² Department of Neurosurgery, First Affiliated Hospital of Xi'an Jiaotong University, Xi'an, Shaanxi 710061, China.
³ Department of Neurosurgery, First Affiliated Hospital of Xi'an Jiaotong University, Xi'an, Shaanxi 710061, China. Electronic address: wanfu67@aliyun.com.

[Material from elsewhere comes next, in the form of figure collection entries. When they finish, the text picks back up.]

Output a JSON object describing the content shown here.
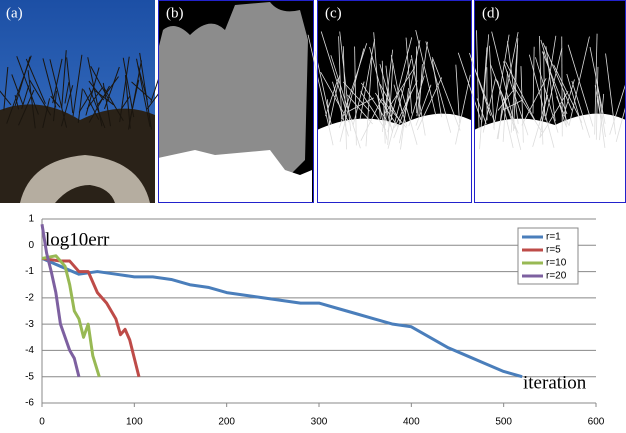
{
  "panels": [
    "(a)",
    "(b)",
    "(c)",
    "(d)"
  ],
  "chart_data": {
    "type": "line",
    "y_label": "log10err",
    "x_label": "iteration",
    "xlim": [
      0,
      600
    ],
    "xticks": [
      0,
      100,
      200,
      300,
      400,
      500,
      600
    ],
    "ylim": [
      -6,
      1
    ],
    "yticks": [
      -6,
      -5,
      -4,
      -3,
      -2,
      -1,
      0,
      1
    ],
    "grid": true,
    "legend": "upper right",
    "series": [
      {
        "name": "r=1",
        "color": "#4a7ebb",
        "x": [
          0,
          20,
          40,
          60,
          80,
          100,
          120,
          140,
          160,
          180,
          200,
          220,
          240,
          260,
          280,
          300,
          320,
          340,
          360,
          380,
          400,
          420,
          440,
          460,
          480,
          500,
          520
        ],
        "values": [
          -0.5,
          -0.8,
          -1.1,
          -1.0,
          -1.1,
          -1.2,
          -1.2,
          -1.3,
          -1.5,
          -1.6,
          -1.8,
          -1.9,
          -2.0,
          -2.1,
          -2.2,
          -2.2,
          -2.4,
          -2.6,
          -2.8,
          -3.0,
          -3.1,
          -3.5,
          -3.9,
          -4.2,
          -4.5,
          -4.8,
          -5.0
        ]
      },
      {
        "name": "r=5",
        "color": "#be4b48",
        "x": [
          0,
          20,
          30,
          40,
          50,
          60,
          70,
          80,
          85,
          90,
          95,
          100,
          105
        ],
        "values": [
          -0.5,
          -0.6,
          -0.6,
          -1.0,
          -1.0,
          -1.8,
          -2.2,
          -2.8,
          -3.4,
          -3.2,
          -3.6,
          -4.3,
          -5.0
        ]
      },
      {
        "name": "r=10",
        "color": "#98b954",
        "x": [
          0,
          15,
          25,
          30,
          35,
          40,
          45,
          50,
          55,
          62
        ],
        "values": [
          -0.5,
          -0.4,
          -0.8,
          -1.5,
          -2.5,
          -2.8,
          -3.5,
          -3.0,
          -4.2,
          -5.0
        ]
      },
      {
        "name": "r=20",
        "color": "#7d60a0",
        "x": [
          0,
          5,
          10,
          15,
          20,
          25,
          30,
          35,
          40
        ],
        "values": [
          0.8,
          -0.3,
          -1.0,
          -1.8,
          -3.0,
          -3.5,
          -4.0,
          -4.3,
          -5.0
        ]
      }
    ]
  }
}
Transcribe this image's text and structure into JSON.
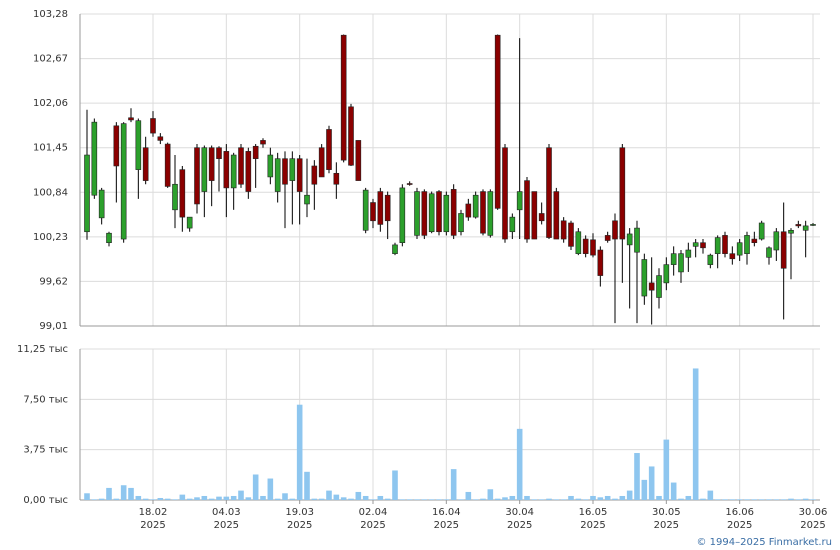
{
  "chart_data": [
    {
      "type": "candlestick",
      "up_color": "#2ca02c",
      "down_color": "#8b0000",
      "ylim": [
        99.01,
        103.28
      ],
      "yticks": [
        {
          "value": 99.01,
          "label": "99,01"
        },
        {
          "value": 99.62,
          "label": "99,62"
        },
        {
          "value": 100.23,
          "label": "100,23"
        },
        {
          "value": 100.84,
          "label": "100,84"
        },
        {
          "value": 101.45,
          "label": "101,45"
        },
        {
          "value": 102.06,
          "label": "102,06"
        },
        {
          "value": 102.67,
          "label": "102,67"
        },
        {
          "value": 103.28,
          "label": "103,28"
        }
      ],
      "grid": true,
      "open": [
        100.3,
        100.8,
        100.49,
        100.15,
        101.75,
        100.2,
        101.86,
        101.15,
        101.45,
        101.85,
        101.6,
        101.5,
        100.6,
        101.15,
        100.35,
        101.45,
        100.85,
        101.45,
        101.45,
        101.4,
        100.9,
        101.45,
        101.4,
        101.47,
        101.55,
        101.05,
        100.85,
        101.3,
        101.0,
        101.3,
        100.68,
        101.2,
        101.45,
        101.7,
        101.1,
        102.99,
        102.01,
        101.55,
        100.32,
        100.7,
        100.85,
        100.8,
        100.0,
        100.15,
        100.96,
        100.25,
        100.85,
        100.3,
        100.85,
        100.3,
        100.88,
        100.3,
        100.68,
        100.5,
        100.85,
        100.25,
        102.99,
        101.45,
        100.3,
        100.6,
        101.0,
        100.85,
        100.55,
        101.45,
        100.85,
        100.45,
        100.42,
        100.0,
        100.2,
        100.19,
        100.05,
        100.25,
        100.45,
        101.45,
        100.12,
        100.02,
        99.42,
        99.6,
        99.4,
        99.6,
        99.85,
        99.75,
        99.95,
        100.1,
        100.15,
        99.85,
        100.0,
        100.25,
        100.0,
        99.98,
        100.0,
        100.2,
        100.2,
        99.95,
        100.05,
        100.3,
        100.28,
        100.4,
        100.32,
        100.4
      ],
      "high": [
        101.97,
        101.85,
        100.9,
        100.3,
        101.8,
        101.8,
        101.99,
        101.85,
        101.6,
        101.95,
        101.65,
        101.52,
        101.35,
        101.2,
        100.5,
        101.5,
        101.48,
        101.48,
        101.47,
        101.5,
        101.38,
        101.5,
        101.45,
        101.5,
        101.58,
        101.45,
        101.38,
        101.4,
        101.4,
        101.35,
        101.3,
        101.28,
        101.5,
        101.75,
        101.25,
        103.0,
        102.05,
        101.55,
        100.9,
        100.75,
        100.9,
        100.85,
        100.15,
        100.95,
        100.99,
        100.9,
        100.88,
        100.85,
        100.87,
        100.85,
        100.95,
        100.6,
        100.75,
        100.85,
        100.88,
        100.88,
        103.0,
        101.5,
        100.55,
        102.95,
        101.05,
        100.85,
        100.7,
        101.5,
        100.9,
        100.5,
        100.45,
        100.35,
        100.25,
        100.28,
        100.1,
        100.3,
        100.55,
        101.5,
        100.35,
        100.45,
        100.0,
        99.95,
        99.8,
        99.95,
        100.1,
        100.05,
        100.15,
        100.2,
        100.2,
        100.0,
        100.25,
        100.3,
        100.1,
        100.2,
        100.3,
        100.3,
        100.45,
        100.1,
        100.35,
        100.7,
        100.35,
        100.45,
        100.45,
        100.42
      ],
      "low": [
        100.19,
        100.75,
        100.4,
        100.1,
        100.7,
        100.15,
        101.8,
        100.75,
        100.95,
        101.6,
        101.5,
        100.9,
        100.35,
        100.3,
        100.3,
        100.55,
        100.5,
        100.65,
        100.85,
        100.5,
        100.6,
        100.9,
        100.75,
        100.9,
        101.45,
        100.95,
        100.7,
        100.35,
        100.4,
        100.4,
        100.5,
        100.6,
        101.05,
        101.1,
        100.75,
        101.25,
        101.2,
        101.0,
        100.28,
        100.35,
        100.3,
        100.2,
        99.98,
        100.1,
        100.93,
        100.2,
        100.2,
        100.28,
        100.25,
        100.25,
        100.2,
        100.25,
        100.45,
        100.48,
        100.25,
        100.22,
        100.6,
        100.15,
        100.2,
        100.2,
        100.15,
        100.2,
        100.4,
        100.2,
        100.2,
        100.15,
        100.05,
        99.98,
        99.95,
        99.95,
        99.55,
        100.15,
        99.05,
        99.6,
        99.25,
        99.05,
        99.3,
        99.03,
        99.25,
        99.5,
        99.7,
        99.6,
        99.75,
        99.95,
        100.0,
        99.8,
        99.8,
        99.95,
        99.85,
        99.9,
        99.85,
        100.1,
        100.18,
        99.85,
        99.9,
        99.1,
        99.65,
        100.35,
        99.95,
        100.38
      ],
      "close": [
        101.35,
        101.8,
        100.87,
        100.28,
        101.2,
        101.78,
        101.83,
        101.82,
        101.0,
        101.65,
        101.55,
        100.92,
        100.95,
        100.5,
        100.5,
        100.68,
        101.45,
        101.0,
        101.3,
        100.9,
        101.35,
        100.95,
        100.85,
        101.3,
        101.5,
        101.35,
        101.3,
        100.95,
        101.3,
        100.85,
        100.8,
        100.95,
        101.05,
        101.15,
        100.95,
        101.28,
        101.21,
        101.0,
        100.87,
        100.45,
        100.4,
        100.45,
        100.12,
        100.9,
        100.95,
        100.85,
        100.25,
        100.82,
        100.3,
        100.8,
        100.25,
        100.55,
        100.5,
        100.8,
        100.28,
        100.85,
        100.62,
        100.2,
        100.5,
        100.85,
        100.2,
        100.2,
        100.45,
        100.22,
        100.2,
        100.2,
        100.1,
        100.3,
        100.0,
        99.98,
        99.7,
        100.18,
        100.2,
        100.2,
        100.27,
        100.35,
        99.92,
        99.5,
        99.7,
        99.85,
        100.0,
        100.0,
        100.05,
        100.15,
        100.08,
        99.98,
        100.22,
        100.0,
        99.93,
        100.15,
        100.25,
        100.15,
        100.42,
        100.08,
        100.3,
        99.8,
        100.32,
        100.38,
        100.38,
        100.4
      ]
    },
    {
      "type": "bar",
      "color": "#8ec6ef",
      "ylim": [
        0,
        11.25
      ],
      "yticks": [
        {
          "value": 0,
          "label": "0,00 тыс"
        },
        {
          "value": 3.75,
          "label": "3,75 тыс"
        },
        {
          "value": 7.5,
          "label": "7,50 тыс"
        },
        {
          "value": 11.25,
          "label": "11,25 тыс"
        }
      ],
      "grid": true,
      "year_label": "2025",
      "categories": [
        null,
        null,
        null,
        null,
        null,
        null,
        null,
        null,
        null,
        "18.02",
        null,
        null,
        null,
        null,
        null,
        null,
        null,
        null,
        null,
        "04.03",
        null,
        null,
        null,
        null,
        null,
        null,
        null,
        null,
        null,
        "19.03",
        null,
        null,
        null,
        null,
        null,
        null,
        null,
        null,
        null,
        "02.04",
        null,
        null,
        null,
        null,
        null,
        null,
        null,
        null,
        null,
        "16.04",
        null,
        null,
        null,
        null,
        null,
        null,
        null,
        null,
        null,
        "30.04",
        null,
        null,
        null,
        null,
        null,
        null,
        null,
        null,
        null,
        "16.05",
        null,
        null,
        null,
        null,
        null,
        null,
        null,
        null,
        null,
        "30.05",
        null,
        null,
        null,
        null,
        null,
        null,
        null,
        null,
        null,
        "16.06",
        null,
        null,
        null,
        null,
        null,
        null,
        null,
        null,
        null,
        "30.06"
      ],
      "values": [
        0.5,
        0.05,
        0.1,
        0.9,
        0.1,
        1.1,
        0.9,
        0.3,
        0.1,
        0.05,
        0.15,
        0.1,
        0.05,
        0.4,
        0.1,
        0.2,
        0.3,
        0.1,
        0.25,
        0.25,
        0.3,
        0.7,
        0.2,
        1.9,
        0.3,
        1.6,
        0.1,
        0.5,
        0.1,
        7.1,
        2.1,
        0.1,
        0.1,
        0.7,
        0.4,
        0.2,
        0.1,
        0.6,
        0.3,
        0.05,
        0.3,
        0.1,
        2.2,
        0.05,
        0.05,
        0.05,
        0.05,
        0.05,
        0.05,
        0.05,
        2.3,
        0.05,
        0.6,
        0.05,
        0.1,
        0.8,
        0.1,
        0.2,
        0.3,
        5.3,
        0.3,
        0.05,
        0.05,
        0.1,
        0.05,
        0.05,
        0.3,
        0.1,
        0.05,
        0.3,
        0.2,
        0.3,
        0.1,
        0.3,
        0.7,
        3.5,
        1.5,
        2.5,
        0.3,
        4.5,
        1.3,
        0.1,
        0.3,
        9.8,
        0.1,
        0.7,
        0.05,
        0.05,
        0.05,
        0.05,
        0.05,
        0.05,
        0.05,
        0.05,
        0.05,
        0.05,
        0.1,
        0.05,
        0.1,
        0.05
      ]
    }
  ],
  "footer": "© 1994–2025 Finmarket.ru"
}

⁴ Department of Neurosurgery, First Affiliated Hospital of Xi'an Jiaotong University, Xi'an, Shaanxi 710061, China. Electronic address: maodewang@163.com.

Abstract

Accumulating evidence indicates that CDK2 promotes hyperproliferation and is associated to poor prognosis in multiple cancer cells. However, the physiological role of CDK2 in GBM and the biological mechanism still remains unclear. In this study, we identified that CDK2 expression was significantly enriched in GBM tumors compared with normal brain. Additionally, CDK2 was functionally required for tumor proliferation and its expression was associated to poor prognosis in GBM patients. Mechanically, CDK2 induced radio resistance in GBM cells and CDK2 knock down increased cell apoptosis when combined with radiotherapy. Therapeutically, we found that CDK2 inhibitor attenuated tumor growth both in vitro and in vivo. Collectively, CDK2 promotes proliferation, induces radio resistance in GBM, and could become a therapeutic target for GBM.